Masyarakat Kolaka sebelum adanya penambangan nikel pada dasarnya adalah masyarakat agraris subsisten. Tanahnya menghasilkan singkong, jagung, padi, pisang dan sebagainya - semuanya berkelanjutan secara ekologis. Beberapa perkebunan kecil dan menengah menghasilkan komoditas seperti kakao, kelapa, dan kacang mete. Penambangan skala kecil telah berlangsung selama bertahun-tahun.

Kolaka adalah wilayah yang tenang, dan mungkin sebagian besar penduduk setempat tidak tahu banyak tentang cara kerja kapitalisme global. Namun, mereka sekarang mengetahuinya. Jika Anda bertanya kepada mereka sebelum semua ini terjadi, kami cukup yakin mereka akan mengatakan, kami telah mendengar ada hal-hal buruk di luar sana, tapi pemerintah akan melindungi kami. Mereka yang lebih tua akan mengingat Reformasi 1998 dan 1999. Saat itulah daerah-daerah seperti mereka menuntut agar negara Indonesia bertindak untuk melindungi mereka setelah bertahun-tahun berada di bawah pemerintahan militer di bawah Soeharto. Dan mereka mendapatkannya - pemerintahan yang terdesentralisasi yang lebih dekat dengan rakyat; dengan banyak pemilihan umum; dan dengan kontrol lokal atas penggunaan sumber daya alam termasuk pertambangan.

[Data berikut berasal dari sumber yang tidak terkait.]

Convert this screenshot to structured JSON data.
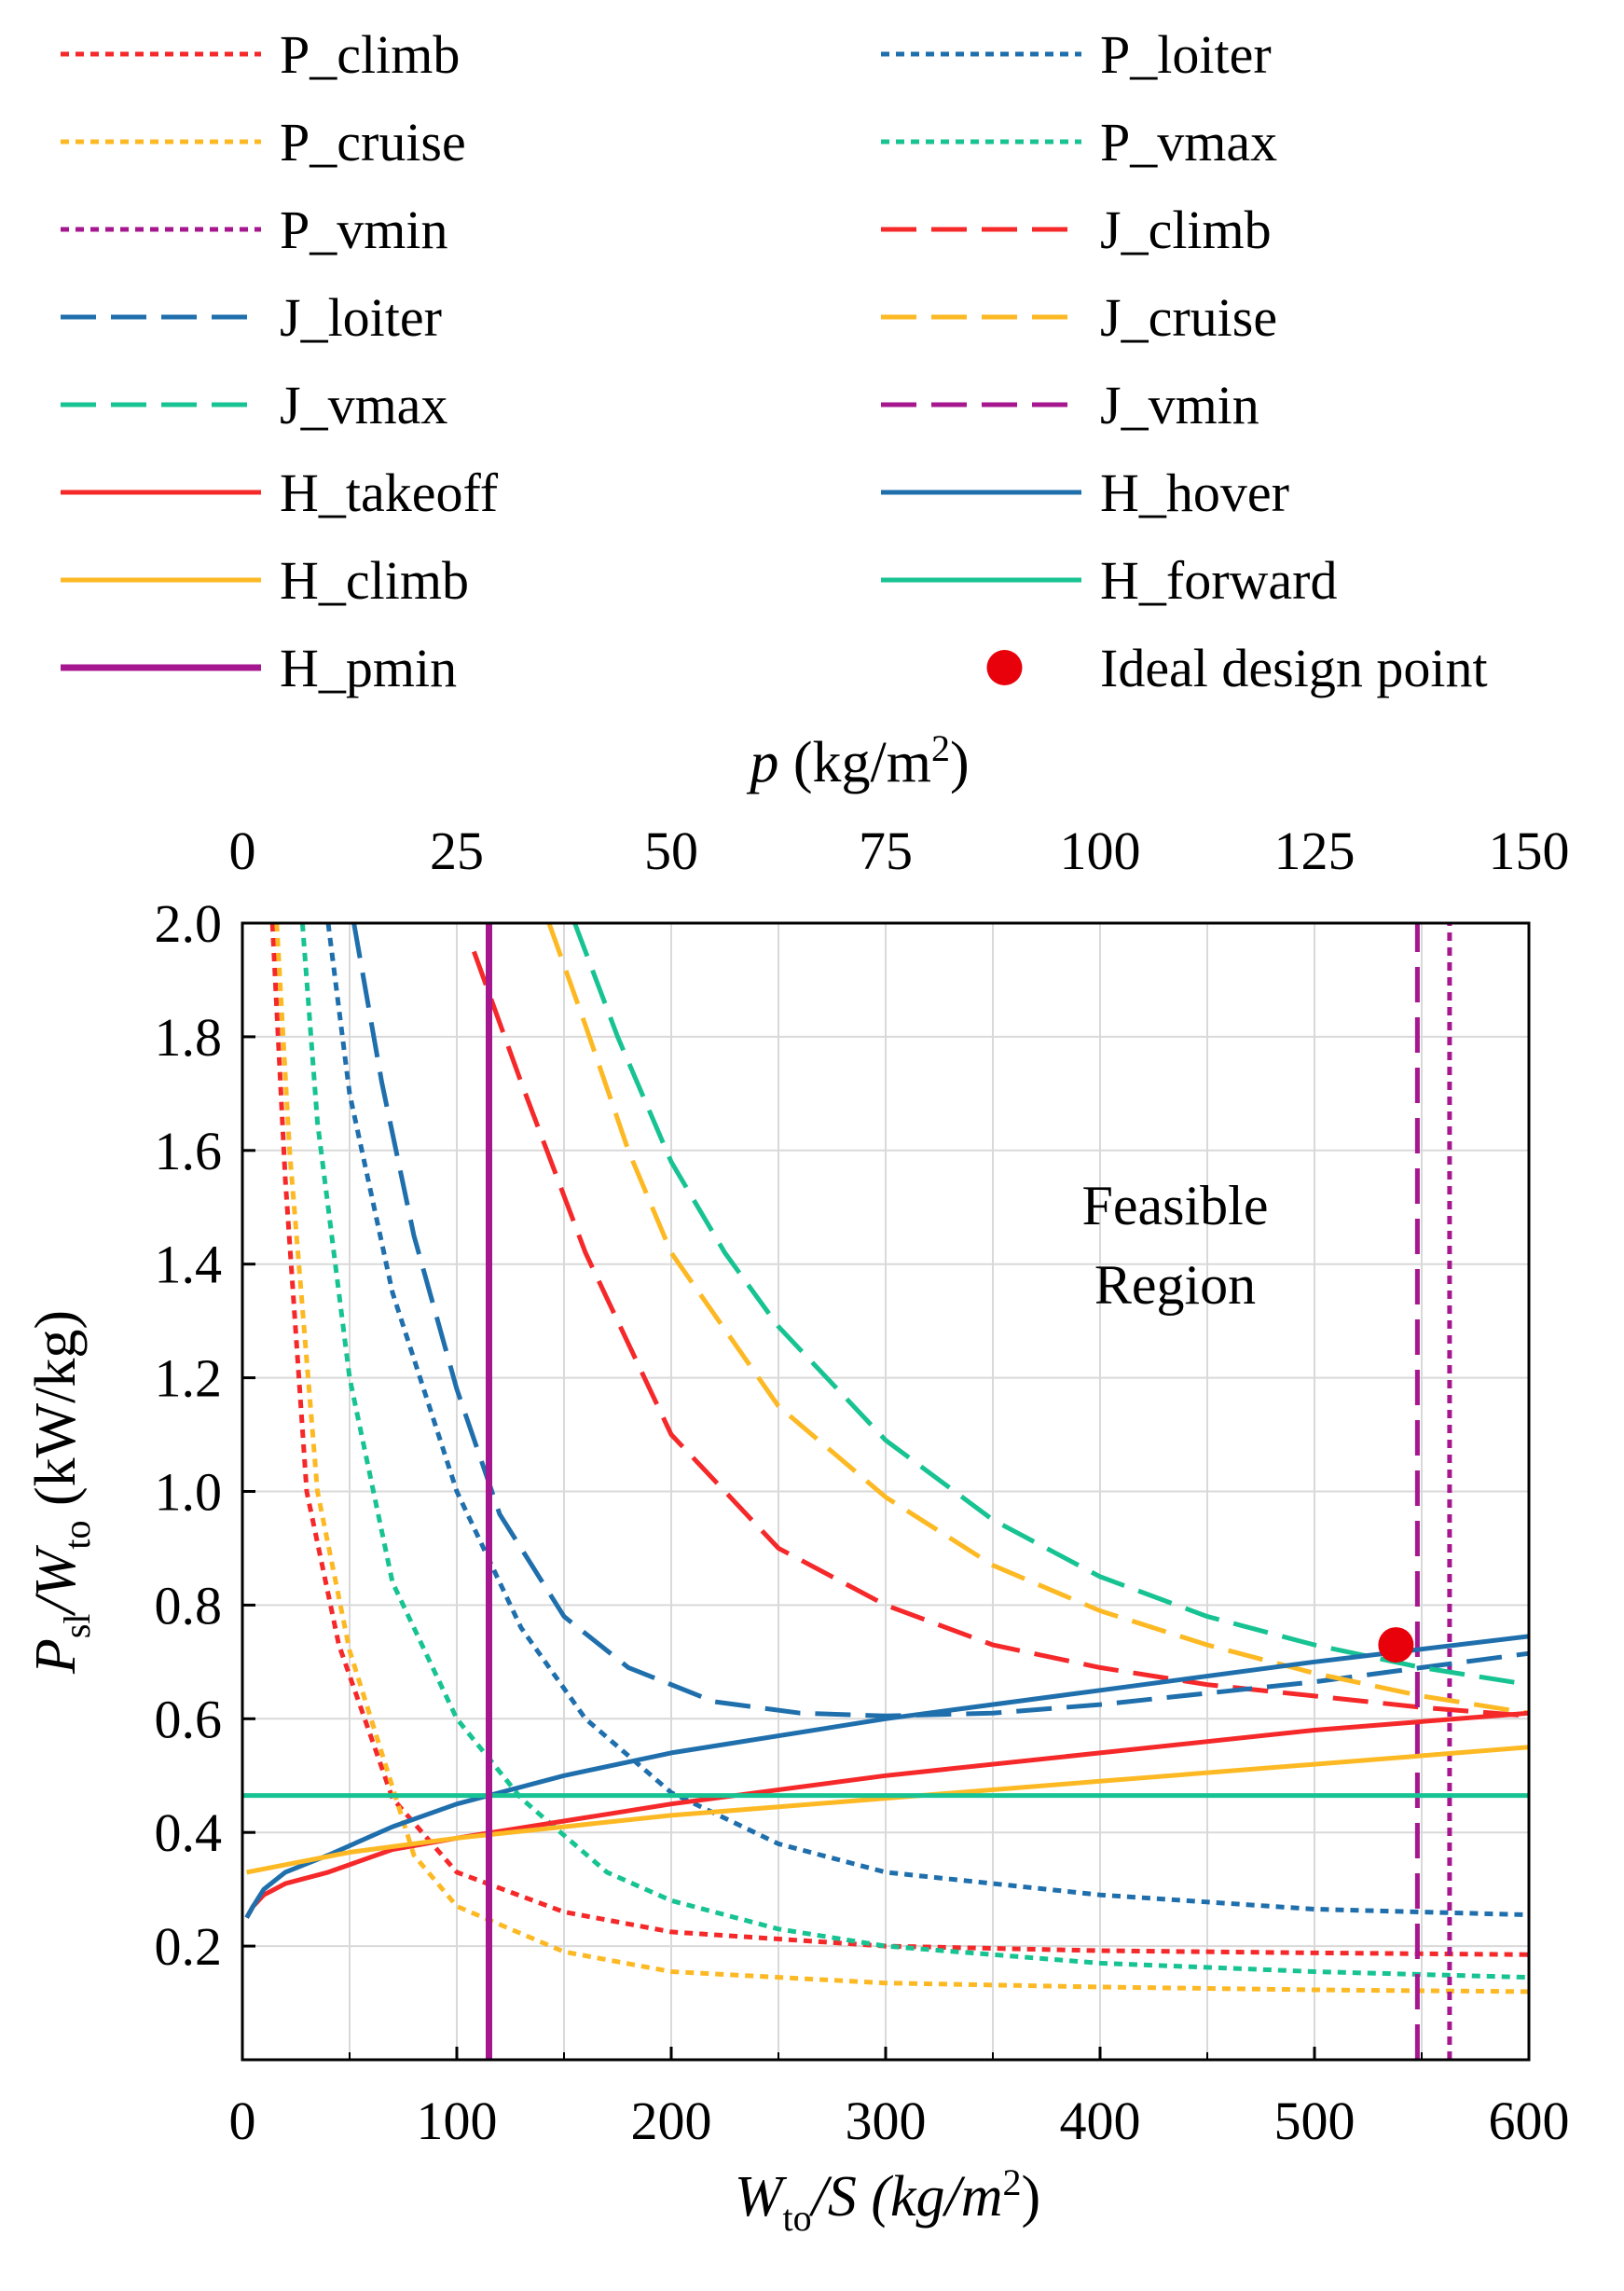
{
  "chart_data": {
    "type": "line",
    "x_axis": {
      "label_main": "W",
      "label_sub": "to",
      "label_rest": "/S (kg/m",
      "label_sup": "2",
      "label_close": ")",
      "range": [
        0,
        600
      ],
      "ticks": [
        "0",
        "100",
        "200",
        "300",
        "400",
        "500",
        "600"
      ],
      "tick_values": [
        0,
        100,
        200,
        300,
        400,
        500,
        600
      ]
    },
    "top_axis": {
      "label_main": "p",
      "label_rest": " (kg/m",
      "label_sup": "2",
      "label_close": ")",
      "range": [
        0,
        150
      ],
      "ticks": [
        "0",
        "25",
        "50",
        "75",
        "100",
        "125",
        "150"
      ],
      "tick_values": [
        0,
        25,
        50,
        75,
        100,
        125,
        150
      ]
    },
    "y_axis": {
      "label_p": "P",
      "label_p_sub": "sl",
      "label_w": "/W",
      "label_w_sub": "to",
      "label_unit": " (kW/kg)",
      "range": [
        0.0,
        2.0
      ],
      "ticks": [
        "0.2",
        "0.4",
        "0.6",
        "0.8",
        "1.0",
        "1.2",
        "1.4",
        "1.6",
        "1.8",
        "2.0"
      ],
      "tick_values": [
        0.2,
        0.4,
        0.6,
        0.8,
        1.0,
        1.2,
        1.4,
        1.6,
        1.8,
        2.0
      ]
    },
    "grid": true,
    "annotation": {
      "line1": "Feasible",
      "line2": "Region",
      "x": 435,
      "y": 1.5
    },
    "design_point": {
      "label": "Ideal design point",
      "x": 538,
      "y": 0.73,
      "color": "#e8000b"
    },
    "series": [
      {
        "name": "P_climb",
        "color": "#f5282a",
        "style": "dotted",
        "x": [
          14,
          20,
          30,
          45,
          70,
          100,
          150,
          200,
          300,
          400,
          500,
          600
        ],
        "y": [
          2.0,
          1.55,
          1.0,
          0.73,
          0.46,
          0.33,
          0.26,
          0.225,
          0.2,
          0.192,
          0.188,
          0.185
        ]
      },
      {
        "name": "P_loiter",
        "color": "#1f6fad",
        "style": "dotted",
        "x": [
          40,
          50,
          70,
          100,
          130,
          160,
          200,
          250,
          300,
          400,
          500,
          600
        ],
        "y": [
          2.0,
          1.7,
          1.35,
          1.0,
          0.76,
          0.6,
          0.47,
          0.38,
          0.33,
          0.29,
          0.265,
          0.255
        ]
      },
      {
        "name": "P_cruise",
        "color": "#fdb924",
        "style": "dotted",
        "x": [
          16,
          22,
          35,
          50,
          80,
          100,
          150,
          200,
          300,
          400,
          500,
          600
        ],
        "y": [
          2.0,
          1.6,
          1.0,
          0.72,
          0.36,
          0.27,
          0.19,
          0.155,
          0.135,
          0.128,
          0.123,
          0.12
        ]
      },
      {
        "name": "P_vmax",
        "color": "#17c392",
        "style": "dotted",
        "x": [
          28,
          35,
          50,
          70,
          100,
          130,
          170,
          200,
          250,
          300,
          400,
          500,
          600
        ],
        "y": [
          2.0,
          1.65,
          1.2,
          0.84,
          0.6,
          0.46,
          0.33,
          0.28,
          0.23,
          0.2,
          0.17,
          0.155,
          0.145
        ]
      },
      {
        "name": "P_vmin",
        "color": "#a6168f",
        "style": "dotted",
        "x": [
          563,
          563
        ],
        "y": [
          0.0,
          2.0
        ]
      },
      {
        "name": "J_climb",
        "color": "#f5282a",
        "style": "dashed",
        "x": [
          108,
          130,
          160,
          200,
          250,
          300,
          350,
          400,
          450,
          500,
          550,
          600
        ],
        "y": [
          1.95,
          1.72,
          1.42,
          1.1,
          0.9,
          0.8,
          0.73,
          0.69,
          0.66,
          0.64,
          0.62,
          0.605
        ]
      },
      {
        "name": "J_loiter",
        "color": "#1f6fad",
        "style": "dashed",
        "x": [
          52,
          65,
          80,
          100,
          120,
          150,
          180,
          220,
          260,
          300,
          350,
          400,
          450,
          500,
          550,
          600
        ],
        "y": [
          2.0,
          1.72,
          1.45,
          1.18,
          0.96,
          0.78,
          0.69,
          0.63,
          0.61,
          0.605,
          0.61,
          0.625,
          0.645,
          0.665,
          0.69,
          0.715
        ]
      },
      {
        "name": "J_cruise",
        "color": "#fdb924",
        "style": "dashed",
        "x": [
          143,
          160,
          180,
          200,
          250,
          300,
          350,
          400,
          450,
          500,
          550,
          600
        ],
        "y": [
          2.0,
          1.82,
          1.6,
          1.42,
          1.15,
          0.99,
          0.87,
          0.79,
          0.73,
          0.68,
          0.64,
          0.61
        ]
      },
      {
        "name": "J_vmax",
        "color": "#17c392",
        "style": "dashed",
        "x": [
          155,
          175,
          200,
          225,
          250,
          300,
          350,
          400,
          450,
          500,
          550,
          600
        ],
        "y": [
          2.0,
          1.8,
          1.58,
          1.42,
          1.29,
          1.09,
          0.95,
          0.85,
          0.78,
          0.73,
          0.69,
          0.66
        ]
      },
      {
        "name": "J_vmin",
        "color": "#a6168f",
        "style": "dashed",
        "x": [
          548,
          548
        ],
        "y": [
          0.0,
          2.0
        ]
      },
      {
        "name": "H_takeoff",
        "color": "#f5282a",
        "style": "solid",
        "x": [
          2,
          5,
          10,
          20,
          40,
          70,
          100,
          150,
          200,
          300,
          400,
          500,
          600
        ],
        "y": [
          0.25,
          0.27,
          0.29,
          0.31,
          0.33,
          0.37,
          0.39,
          0.42,
          0.45,
          0.5,
          0.54,
          0.58,
          0.61
        ]
      },
      {
        "name": "H_hover",
        "color": "#1f6fad",
        "style": "solid",
        "x": [
          2,
          5,
          10,
          20,
          40,
          70,
          100,
          150,
          200,
          300,
          400,
          500,
          600
        ],
        "y": [
          0.25,
          0.27,
          0.3,
          0.33,
          0.36,
          0.41,
          0.45,
          0.5,
          0.54,
          0.6,
          0.65,
          0.7,
          0.745
        ]
      },
      {
        "name": "H_climb",
        "color": "#fdb924",
        "style": "solid",
        "x": [
          2,
          50,
          100,
          150,
          200,
          300,
          400,
          500,
          600
        ],
        "y": [
          0.33,
          0.365,
          0.39,
          0.41,
          0.43,
          0.46,
          0.49,
          0.52,
          0.55
        ]
      },
      {
        "name": "H_forward",
        "color": "#17c392",
        "style": "solid",
        "x": [
          0,
          600
        ],
        "y": [
          0.465,
          0.465
        ]
      },
      {
        "name": "H_pmin",
        "color": "#a6168f",
        "style": "solid",
        "thick": true,
        "x": [
          115,
          115
        ],
        "y": [
          0.0,
          2.0
        ]
      }
    ]
  }
}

Beberapa orang pasti ingat pelajaran sejarah di sekolah: bahwa Revolusi 1945 telah memenangkan kemerdekaan Indonesia dari penjajah Belanda, yang telah mengeruk sumber daya alam Indonesia dan mengeksploitasi rakyatnya. Dalam pidato pembelaannya yang terkenal pada tahun 1930, Sukarno muda menyatakan bahwa Indonesia sudah terlalu lama menjadi target para imperialis yang ingin menjarah sumber daya alam Indonesia. Imperialisme telah ‘mengubah Indonesia menjadi wilayah eksploitasi modal asing.’ Hal ini baginya ‘sangat keterlaluan dan semakin keterlaluan dari waktu ke waktu.’ Ketika ia menjadi presiden pada tahun 1945, itulah misinya: untuk melindungi Indonesia dari kaum imperialis yang kaya.

Kapitalisme negara

Bagaimana segala sesuatunya bisa berubah. Sekarang, tampaknya, negara hadir terutama untuk memastikan para kapitalis asing bisa mendapatkan akses terhadap lingkungan. Hal ini dimulai ketika Presiden Susilo Bambang Yudhoyono menandatangani Undang-Undang Mineral dan Batu Bara No. 4 tahun 2009. Tujuannya adalah untuk memaksimalkan keuntungan dengan memproses bijih secara lokal, daripada mengirimnya ke luar negeri. Strategi ini disebut ‘hilirisasi’. Bupati dan walikota diberi wewenang untuk mengeluarkan izin untuk pengolahan nikel lokal (Izin Usaha Pertambangan). Dioperasikan pada tahun 2014, sejumlah perusahaan lokal dan nasional masuk ke pertambangan nikel, juga di Kolaka. Namun, hanya sedikit yang memiliki pengalaman atau modal untuk membangun smelter - perusahaan milik negara PT Antam merupakan pengecualian - dan kebijakan tersebut dicabut pada tahun 2017.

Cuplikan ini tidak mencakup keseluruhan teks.